EU and France help Vietnam towards a green future hinh anh 1Illustrative image (Courtesy of AFD in Vietnam)

Hanoi (VNA) -
The European Union (EU) and France, through the French Development Agency (AFD), recently offered 20 million EUR (23.6 million USD) in aid to Vietnam to help improve resilience, water and natural resources management.

On May 11, Ambassador of the EU to Vietnam Giorgio Aliberti and AFD Director in Vietnam Fabrice Richy signed an agreement to enhance cooperation to improve resilience to climate change and natural disasters in Vietnam, moving towards a “green future”.

Under the agreement, the EU will provide a non-refundable aid of 20 million EUR for AFD.

Via coordination with central and local authorities, AFD will call on the Water and Natural Resources Management (WARM) Facility to prepare and launch projects co-financed by AFD’s loans and Vietnam’s resources during the 2011-2029 period with total estimated capital of 200 million EUR.

As planned, the WARM will back the preparation and implementation of more strategic projects, including “hard” and “soft” infrastructure in the management of water and natural resources, as well as in response to local challenges such as flooding and coastal erosion.

Additionally, experience gained from projects will contribute to the process of strategic policy dialogue on climate, environment and natural resources management.

Ambassador Aliberti said climate change adaptation plays a significant role in the sustainability of Vietnam’s development, in which water and natural resources are a key element.

The intention of the new grant is to support Vietnam on the road to a greener and more resilient future, in line with the EU’s global priorities on international partnerships with requirements for green agreements, he added.

The strengthening of natural resources management will help restore and preserve ecological systems, enhance resilience of local residents and mitigate the impacts of COVID-19, Aliberti said.

AFD Director in Vietnam Fabrice Richy said WARM directly meets the demands of the Vietnamese partners, including beneficiary provinces by stepping up strategic projects and funding studies during preparatory and technical support stages.

These projects are a focus of French cooperation in Vietnam, especially via priorities on cities and localities’ adaptability with climate change and natural disasters, integrated water and coastal area management, which is an added value for parties concerned.

Vietnam is one of the countries hardest-hit by climate change and disasters.

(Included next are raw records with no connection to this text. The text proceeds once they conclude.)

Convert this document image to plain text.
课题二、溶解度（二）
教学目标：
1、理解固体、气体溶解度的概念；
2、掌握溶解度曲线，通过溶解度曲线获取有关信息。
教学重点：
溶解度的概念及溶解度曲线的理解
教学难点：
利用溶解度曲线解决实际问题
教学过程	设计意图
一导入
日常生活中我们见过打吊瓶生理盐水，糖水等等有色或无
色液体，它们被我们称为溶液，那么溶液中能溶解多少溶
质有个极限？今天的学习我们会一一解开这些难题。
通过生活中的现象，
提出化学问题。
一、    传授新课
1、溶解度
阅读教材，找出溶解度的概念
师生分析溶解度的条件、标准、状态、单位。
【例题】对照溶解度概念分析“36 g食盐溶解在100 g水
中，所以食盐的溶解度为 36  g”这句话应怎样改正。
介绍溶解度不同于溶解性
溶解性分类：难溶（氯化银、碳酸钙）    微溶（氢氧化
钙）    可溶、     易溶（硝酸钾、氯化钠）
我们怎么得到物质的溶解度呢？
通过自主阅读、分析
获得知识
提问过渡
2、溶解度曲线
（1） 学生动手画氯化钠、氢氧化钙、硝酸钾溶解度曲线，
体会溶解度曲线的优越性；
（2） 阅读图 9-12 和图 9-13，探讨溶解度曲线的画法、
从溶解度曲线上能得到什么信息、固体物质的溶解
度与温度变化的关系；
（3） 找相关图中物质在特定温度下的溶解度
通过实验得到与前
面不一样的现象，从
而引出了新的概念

Over the past three decades, abnormal weather conditions caused by climate change resulted in 500 deaths on average per year and economic loss equivalent to 1.5 percent of the national gross domestic product.

Additionally, rising sea level and temperatures coupled with increasing frequency and intensity of extreme climatic conditions, strong population growth and urbanisation are increasing the risk of coastal erosion, urban flooding and drought in the region.

This is evidenced by the early and prolonging arrival of salinity season in the Mekong Delta, forcing six provinces of Tien Giang, Ben Tre, Long An, Kien Giang, Ca Mau and Soc Trang to declare a state of emergency. Saltwater intrusion damaged 43,000ha of rice and left 80,000 households in the region in a shortage of water for daily use.

According to meteorological experts, dry-saline levels are sometimes more intense than the record levels recorded between 2015-2016.

In line with international commitments on climate change and the Sustainable Development Goals, the EU and AFD are actively helping Vietnam in the field of energy transition mitigation and climate change adaptation.

Vietnam has confirmed a strong commitment to joining the international community’s efforts to cope with climate change and enhance cooperation with other countries and international organisations, and seeking international support for its climate change response.

The Mekong River Commission (MRC) said on April 30 that water levels along the vast majority of the lower Mekong basin have now returned to normal their long-term average, but are still lower than they were during the 2018 and 2019 dry seasons.

The MRC Secretariat’s Head of Regional Flood and Drought Management Lam Hung Son said the region has seen quite a good amount of rainfall since the third week of April even though its total accumulated volume is only at an average level.

The MRC also said the Mekong region is now affected by a transition between the El Nino and La Nina weather systems.

It noted in its statement that rainfall will be uneven from May to July in Cambodia, Laos, Thailand, and Vietnam./.